We already covered that a couple times.
And you've repeated that it is proved by the feeling that is not a feeling and the logic that is not logical. I'm not buying.
Thats pretty rich since a deity invented it.
...according to the Bible, a deity invented marriage. Again, repeatedly insisting it doesn't make it any more true.
My covenant of marriage was made directly to my wife, and hers to me. We're the only parties involved. We made the promise to each other and we need to uphold it for each other for the sake of our own integrity. Frankly, it's no one else's business.
You just said it did: "There was very little "faith" involved in that aspect of it," and since the predictability is not assured and certainly not in the same league with the other things you mention, faith, was most certainly involved.
No, predictability is assured as well as it can be. Faith is not involved - just an acceptable level of probability. If I thought my future wife was likely to go off the deep end or was prone to making irrational decisions, I would not have married her.
Well I don't think its any secret that man and woman were made for one another. Thats in the book too.
...according to the Bible. That doesn't mean anything. It certainly doesn't prove that love was
invented by God. Especially not since homosexuals can experience love, which the Bible says is punishable by death.
With that, I can agree, except love is from the heart not the head.

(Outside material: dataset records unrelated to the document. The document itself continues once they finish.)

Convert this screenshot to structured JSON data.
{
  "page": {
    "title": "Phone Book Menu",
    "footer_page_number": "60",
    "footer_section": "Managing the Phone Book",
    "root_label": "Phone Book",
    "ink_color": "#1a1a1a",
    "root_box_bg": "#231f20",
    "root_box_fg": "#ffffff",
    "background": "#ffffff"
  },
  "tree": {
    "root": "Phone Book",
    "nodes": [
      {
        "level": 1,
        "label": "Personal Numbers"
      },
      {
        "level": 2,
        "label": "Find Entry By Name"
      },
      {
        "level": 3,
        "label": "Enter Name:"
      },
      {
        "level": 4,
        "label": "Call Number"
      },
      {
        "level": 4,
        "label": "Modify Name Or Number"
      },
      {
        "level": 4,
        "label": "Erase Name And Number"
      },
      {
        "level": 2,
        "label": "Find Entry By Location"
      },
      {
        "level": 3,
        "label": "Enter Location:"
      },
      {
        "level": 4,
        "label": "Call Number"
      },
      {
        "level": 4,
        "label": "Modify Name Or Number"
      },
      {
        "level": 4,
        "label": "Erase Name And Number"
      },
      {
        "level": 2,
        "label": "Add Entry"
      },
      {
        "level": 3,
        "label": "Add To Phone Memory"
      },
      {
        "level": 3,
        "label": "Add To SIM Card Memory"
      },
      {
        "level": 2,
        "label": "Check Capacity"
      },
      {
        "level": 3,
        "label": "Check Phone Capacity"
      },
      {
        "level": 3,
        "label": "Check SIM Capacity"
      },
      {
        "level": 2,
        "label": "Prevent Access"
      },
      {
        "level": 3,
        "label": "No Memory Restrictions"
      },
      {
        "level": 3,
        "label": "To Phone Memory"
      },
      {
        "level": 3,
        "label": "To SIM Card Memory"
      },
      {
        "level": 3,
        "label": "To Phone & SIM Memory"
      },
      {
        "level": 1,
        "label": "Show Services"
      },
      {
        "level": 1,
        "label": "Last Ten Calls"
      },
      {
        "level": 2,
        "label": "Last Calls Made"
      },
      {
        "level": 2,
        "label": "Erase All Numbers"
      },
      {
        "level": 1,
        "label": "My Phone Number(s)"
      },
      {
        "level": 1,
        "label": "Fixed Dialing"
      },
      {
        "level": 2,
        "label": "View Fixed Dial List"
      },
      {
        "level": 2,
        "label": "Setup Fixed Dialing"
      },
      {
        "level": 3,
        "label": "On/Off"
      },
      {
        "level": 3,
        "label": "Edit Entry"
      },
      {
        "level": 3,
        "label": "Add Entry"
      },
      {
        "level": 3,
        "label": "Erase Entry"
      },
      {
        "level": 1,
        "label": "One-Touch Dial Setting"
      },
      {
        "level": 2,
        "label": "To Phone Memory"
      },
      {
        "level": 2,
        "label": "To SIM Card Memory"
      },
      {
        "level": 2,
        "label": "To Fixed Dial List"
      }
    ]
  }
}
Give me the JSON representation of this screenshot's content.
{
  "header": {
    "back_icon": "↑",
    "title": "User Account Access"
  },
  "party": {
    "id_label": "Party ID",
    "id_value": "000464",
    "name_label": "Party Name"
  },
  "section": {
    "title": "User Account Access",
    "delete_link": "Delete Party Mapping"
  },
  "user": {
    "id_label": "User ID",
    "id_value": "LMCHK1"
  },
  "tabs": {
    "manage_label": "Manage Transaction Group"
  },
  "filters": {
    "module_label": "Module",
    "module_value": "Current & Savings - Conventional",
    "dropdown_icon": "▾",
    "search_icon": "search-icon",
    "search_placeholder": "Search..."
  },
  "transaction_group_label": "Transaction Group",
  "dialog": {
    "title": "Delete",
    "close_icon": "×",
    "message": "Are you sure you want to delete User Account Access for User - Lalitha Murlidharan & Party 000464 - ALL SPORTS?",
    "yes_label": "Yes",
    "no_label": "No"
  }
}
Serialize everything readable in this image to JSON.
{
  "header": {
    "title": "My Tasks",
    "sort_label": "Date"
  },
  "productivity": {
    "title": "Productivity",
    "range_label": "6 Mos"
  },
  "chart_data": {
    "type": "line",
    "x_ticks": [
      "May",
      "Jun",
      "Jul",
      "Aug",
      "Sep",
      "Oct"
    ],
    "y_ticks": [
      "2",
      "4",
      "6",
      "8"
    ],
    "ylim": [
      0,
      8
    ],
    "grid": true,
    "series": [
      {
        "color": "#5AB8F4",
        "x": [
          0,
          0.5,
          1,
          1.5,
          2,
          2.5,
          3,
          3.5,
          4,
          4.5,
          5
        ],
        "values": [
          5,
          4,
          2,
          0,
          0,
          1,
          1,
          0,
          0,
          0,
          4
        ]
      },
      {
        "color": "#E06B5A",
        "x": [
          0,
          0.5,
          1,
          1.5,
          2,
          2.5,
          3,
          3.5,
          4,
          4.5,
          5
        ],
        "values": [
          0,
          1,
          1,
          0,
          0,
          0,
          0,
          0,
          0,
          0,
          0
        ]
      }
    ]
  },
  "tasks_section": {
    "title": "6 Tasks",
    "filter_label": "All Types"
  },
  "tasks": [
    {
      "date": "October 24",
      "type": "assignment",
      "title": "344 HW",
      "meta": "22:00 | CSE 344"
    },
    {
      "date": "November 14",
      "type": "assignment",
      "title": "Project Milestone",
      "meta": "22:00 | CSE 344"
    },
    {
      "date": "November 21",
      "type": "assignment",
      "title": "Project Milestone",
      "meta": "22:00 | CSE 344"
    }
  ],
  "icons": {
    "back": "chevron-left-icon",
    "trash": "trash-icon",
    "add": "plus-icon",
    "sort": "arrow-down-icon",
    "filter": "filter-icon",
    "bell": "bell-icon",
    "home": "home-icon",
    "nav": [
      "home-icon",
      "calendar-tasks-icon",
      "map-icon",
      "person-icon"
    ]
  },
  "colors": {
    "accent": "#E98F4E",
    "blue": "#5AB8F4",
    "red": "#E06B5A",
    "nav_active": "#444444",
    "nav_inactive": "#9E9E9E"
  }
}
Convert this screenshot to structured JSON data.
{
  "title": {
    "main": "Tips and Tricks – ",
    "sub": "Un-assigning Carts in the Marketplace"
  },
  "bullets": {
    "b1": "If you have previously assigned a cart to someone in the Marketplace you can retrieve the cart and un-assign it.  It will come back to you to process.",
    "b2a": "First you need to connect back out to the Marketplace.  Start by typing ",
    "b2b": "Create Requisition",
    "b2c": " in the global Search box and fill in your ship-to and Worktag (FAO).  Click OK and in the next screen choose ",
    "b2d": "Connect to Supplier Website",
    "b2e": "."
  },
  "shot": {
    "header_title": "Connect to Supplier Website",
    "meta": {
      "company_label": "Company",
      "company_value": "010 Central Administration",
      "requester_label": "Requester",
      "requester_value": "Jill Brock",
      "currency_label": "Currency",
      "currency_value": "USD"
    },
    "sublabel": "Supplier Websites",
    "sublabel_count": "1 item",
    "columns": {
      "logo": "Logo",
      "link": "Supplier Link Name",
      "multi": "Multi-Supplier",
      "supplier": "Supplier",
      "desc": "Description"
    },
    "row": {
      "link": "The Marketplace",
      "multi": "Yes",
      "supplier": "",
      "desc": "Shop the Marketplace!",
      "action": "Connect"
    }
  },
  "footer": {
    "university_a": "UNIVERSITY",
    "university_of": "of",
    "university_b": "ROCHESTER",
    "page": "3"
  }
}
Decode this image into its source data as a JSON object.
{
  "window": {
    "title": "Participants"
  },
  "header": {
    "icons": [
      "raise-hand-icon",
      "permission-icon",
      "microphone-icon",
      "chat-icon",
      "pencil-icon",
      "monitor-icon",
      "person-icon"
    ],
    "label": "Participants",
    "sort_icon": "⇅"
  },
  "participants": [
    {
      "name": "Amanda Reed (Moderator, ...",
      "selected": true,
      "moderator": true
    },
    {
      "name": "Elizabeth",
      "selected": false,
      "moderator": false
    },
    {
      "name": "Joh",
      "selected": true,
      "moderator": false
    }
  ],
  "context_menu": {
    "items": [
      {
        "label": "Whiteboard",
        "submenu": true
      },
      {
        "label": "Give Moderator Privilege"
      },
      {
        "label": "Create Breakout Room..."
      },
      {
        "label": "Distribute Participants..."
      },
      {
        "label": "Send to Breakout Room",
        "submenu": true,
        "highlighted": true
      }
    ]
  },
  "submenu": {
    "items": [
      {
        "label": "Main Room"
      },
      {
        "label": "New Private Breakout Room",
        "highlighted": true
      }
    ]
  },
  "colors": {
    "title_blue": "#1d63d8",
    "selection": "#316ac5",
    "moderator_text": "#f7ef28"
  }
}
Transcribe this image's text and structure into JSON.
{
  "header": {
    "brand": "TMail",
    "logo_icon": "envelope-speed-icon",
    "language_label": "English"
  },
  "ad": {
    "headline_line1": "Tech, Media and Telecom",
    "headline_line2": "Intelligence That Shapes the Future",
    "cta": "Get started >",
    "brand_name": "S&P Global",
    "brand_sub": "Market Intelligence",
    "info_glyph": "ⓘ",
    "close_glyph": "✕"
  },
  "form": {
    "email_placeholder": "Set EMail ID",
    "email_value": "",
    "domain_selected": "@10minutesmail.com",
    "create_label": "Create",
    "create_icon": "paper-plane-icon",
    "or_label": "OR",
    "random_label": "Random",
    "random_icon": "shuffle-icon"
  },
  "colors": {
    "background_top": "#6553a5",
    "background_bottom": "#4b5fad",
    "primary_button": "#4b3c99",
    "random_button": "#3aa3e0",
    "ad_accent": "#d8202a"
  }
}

The physical desire is "Lust" not "Love".
No kidding; that's why I was at pains to explain that true love starts intellectually and
creates desire, not vice versa. True love is not originated from the heart (by which I assume you mean "emotion", not the physical organ in your chest); it is originated from the mind.
Again, that only makes it more wonderful, not less. At least to a person who values logic and rationality.
You know we can go on and on and back and forth, but in the final analysis
its really quite simple. Either the Bible is true or it isn't. Now in my experience it is absolutely true and repeatably true.
So the Earth was created in 6 days about 4,000 years ago, there were no dinosaurs (or if there were, they lived at the same time as man), and God not only created enough water to flood the entire planet, but then found somewhere to drain it off to?
We shouldn't eat shellfish, masturbate, or seek knowledge of life?
Not only that but I have received as a result of faith in that, the same "Holy Spirit" that it describes and it is a seperate dimension from the carnal ones I've had since birth.
It is as much of a reality, if not more so than those. With it is a power, peace, joy and a completely revolutionary affect on the intellect, unlike anything I had previously. Also with it, is the personal relationship with the Lord Jesus Christ. Therefore again it is as real as anything I've ever known.
Thats all I can attest to. Its up to each person to examine it for themselves and choose to embrace it or not to. I would just recommend you take a very close look before you discount it as untrue.
I am:
- Comfortable with my own mortality
- Not yearning for an immortal spirituality
- Intellectually and emotionally satisfied by logic and reason
- In joyful love with a very compatible human partner
- Following a perfectly fair and workable code of ethics based on secular rights
- Not bothered by yet-to-be-answered questions
- Not willing to accept any answer just to avoid having an incomplete answer
- Not interested in believing in everything that could be possible even if I can't see it
So what could I possibly have to gain from religious faith in a deity that has no proof of existence?